Doris Kenyon was an American film and television actress from Syracuse, New York.  One of her early films, The Great White Trail, was shot in Saranac Lake in 1917.  She was the sister of Raymond Kenyon, an Assemblyman of Ausable Forks, New York.


Malone Farmer, March 28, 1917

Saranac Lake has been frequently visited by movie picture companies this winter. They use that section to put Alaskan and Alpine scenes on the screen. The other day a company of 40 movie stars camped down at the St. Regis Hotel to make pictures. In a "gold seekers" hunt in a scenario entitled "The Great White Trail" developed at Saranac Lake the past week, over 100 Saranac Lake woodsmen took part and two Saranac Lake men were impressed into service as leading characters, D. T. Buckley taking the part of a general bully and rowdy of the North Country, and Henry Duffin playing the part of a U. S. Marshal.
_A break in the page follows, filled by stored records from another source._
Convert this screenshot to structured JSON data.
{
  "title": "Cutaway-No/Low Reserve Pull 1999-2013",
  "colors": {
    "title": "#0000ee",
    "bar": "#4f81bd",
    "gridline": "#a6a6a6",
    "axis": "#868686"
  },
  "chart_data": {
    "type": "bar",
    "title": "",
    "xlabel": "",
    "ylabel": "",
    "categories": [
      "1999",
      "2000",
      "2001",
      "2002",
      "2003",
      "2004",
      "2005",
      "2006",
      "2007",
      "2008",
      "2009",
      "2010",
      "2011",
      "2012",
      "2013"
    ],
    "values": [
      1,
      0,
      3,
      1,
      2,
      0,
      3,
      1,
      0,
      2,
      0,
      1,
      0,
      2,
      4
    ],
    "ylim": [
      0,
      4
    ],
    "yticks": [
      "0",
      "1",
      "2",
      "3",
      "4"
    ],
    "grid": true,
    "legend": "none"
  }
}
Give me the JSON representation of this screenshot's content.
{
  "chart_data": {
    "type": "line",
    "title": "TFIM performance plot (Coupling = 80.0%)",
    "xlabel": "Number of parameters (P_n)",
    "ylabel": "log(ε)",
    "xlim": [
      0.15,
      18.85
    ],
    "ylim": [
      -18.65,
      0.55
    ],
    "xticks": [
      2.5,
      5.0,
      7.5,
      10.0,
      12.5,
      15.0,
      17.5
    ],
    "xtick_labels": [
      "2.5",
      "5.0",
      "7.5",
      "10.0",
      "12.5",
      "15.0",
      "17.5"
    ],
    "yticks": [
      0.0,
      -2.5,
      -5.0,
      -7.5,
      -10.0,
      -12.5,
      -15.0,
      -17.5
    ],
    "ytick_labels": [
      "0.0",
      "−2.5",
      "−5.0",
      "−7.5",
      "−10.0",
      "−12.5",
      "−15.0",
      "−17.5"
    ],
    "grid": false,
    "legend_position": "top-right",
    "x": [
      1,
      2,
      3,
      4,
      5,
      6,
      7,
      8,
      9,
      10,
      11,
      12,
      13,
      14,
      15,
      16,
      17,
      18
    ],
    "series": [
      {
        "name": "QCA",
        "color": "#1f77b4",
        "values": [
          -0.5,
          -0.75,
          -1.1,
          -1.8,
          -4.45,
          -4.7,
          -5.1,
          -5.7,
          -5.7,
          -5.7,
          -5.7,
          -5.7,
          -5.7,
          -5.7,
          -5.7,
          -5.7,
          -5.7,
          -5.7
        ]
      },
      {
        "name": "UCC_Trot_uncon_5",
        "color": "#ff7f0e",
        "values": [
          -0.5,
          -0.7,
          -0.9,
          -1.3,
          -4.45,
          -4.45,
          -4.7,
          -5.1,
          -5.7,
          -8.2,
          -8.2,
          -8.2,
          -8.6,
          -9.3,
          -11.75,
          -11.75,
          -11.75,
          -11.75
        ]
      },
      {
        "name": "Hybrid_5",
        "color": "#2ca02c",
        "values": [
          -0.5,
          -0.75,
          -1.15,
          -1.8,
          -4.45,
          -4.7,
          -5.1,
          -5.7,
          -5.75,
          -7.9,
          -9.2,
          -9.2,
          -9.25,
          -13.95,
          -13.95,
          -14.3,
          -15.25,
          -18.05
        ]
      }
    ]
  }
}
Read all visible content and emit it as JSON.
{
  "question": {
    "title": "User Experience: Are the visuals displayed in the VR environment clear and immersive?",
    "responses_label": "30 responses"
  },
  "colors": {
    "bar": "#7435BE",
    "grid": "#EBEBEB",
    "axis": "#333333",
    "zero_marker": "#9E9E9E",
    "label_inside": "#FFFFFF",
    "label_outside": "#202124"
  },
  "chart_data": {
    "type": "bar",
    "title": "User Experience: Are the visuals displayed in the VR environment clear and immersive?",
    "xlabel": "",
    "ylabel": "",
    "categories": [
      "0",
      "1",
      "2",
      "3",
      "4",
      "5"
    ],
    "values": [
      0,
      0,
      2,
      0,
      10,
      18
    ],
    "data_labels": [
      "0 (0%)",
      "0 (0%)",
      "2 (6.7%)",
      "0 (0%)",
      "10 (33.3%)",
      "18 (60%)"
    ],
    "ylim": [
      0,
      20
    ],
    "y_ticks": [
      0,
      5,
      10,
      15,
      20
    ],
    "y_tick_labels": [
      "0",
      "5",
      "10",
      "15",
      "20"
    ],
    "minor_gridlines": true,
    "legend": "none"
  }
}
Buckley tries to shoot up a mining saloon and the marshal tries to arrest him, but he escapes. Doris Kenyon, the charming sister of Assemblyman Kenyon, of Essex county, is the heroine of the play and was in Saranac Lake when the film of another scenario shown in Malone a couple of weeks ago, in which she was the heroine, was shown in Saranac Lake. As a special favor she appeared on the stage there In the Pontiac Theatre at the close of the picture play. She was formerly on the legitimate stage, but has since become one of the leading favorites of the screen. For the staging of Arctic scenes Saranac Lake is unsurpassed.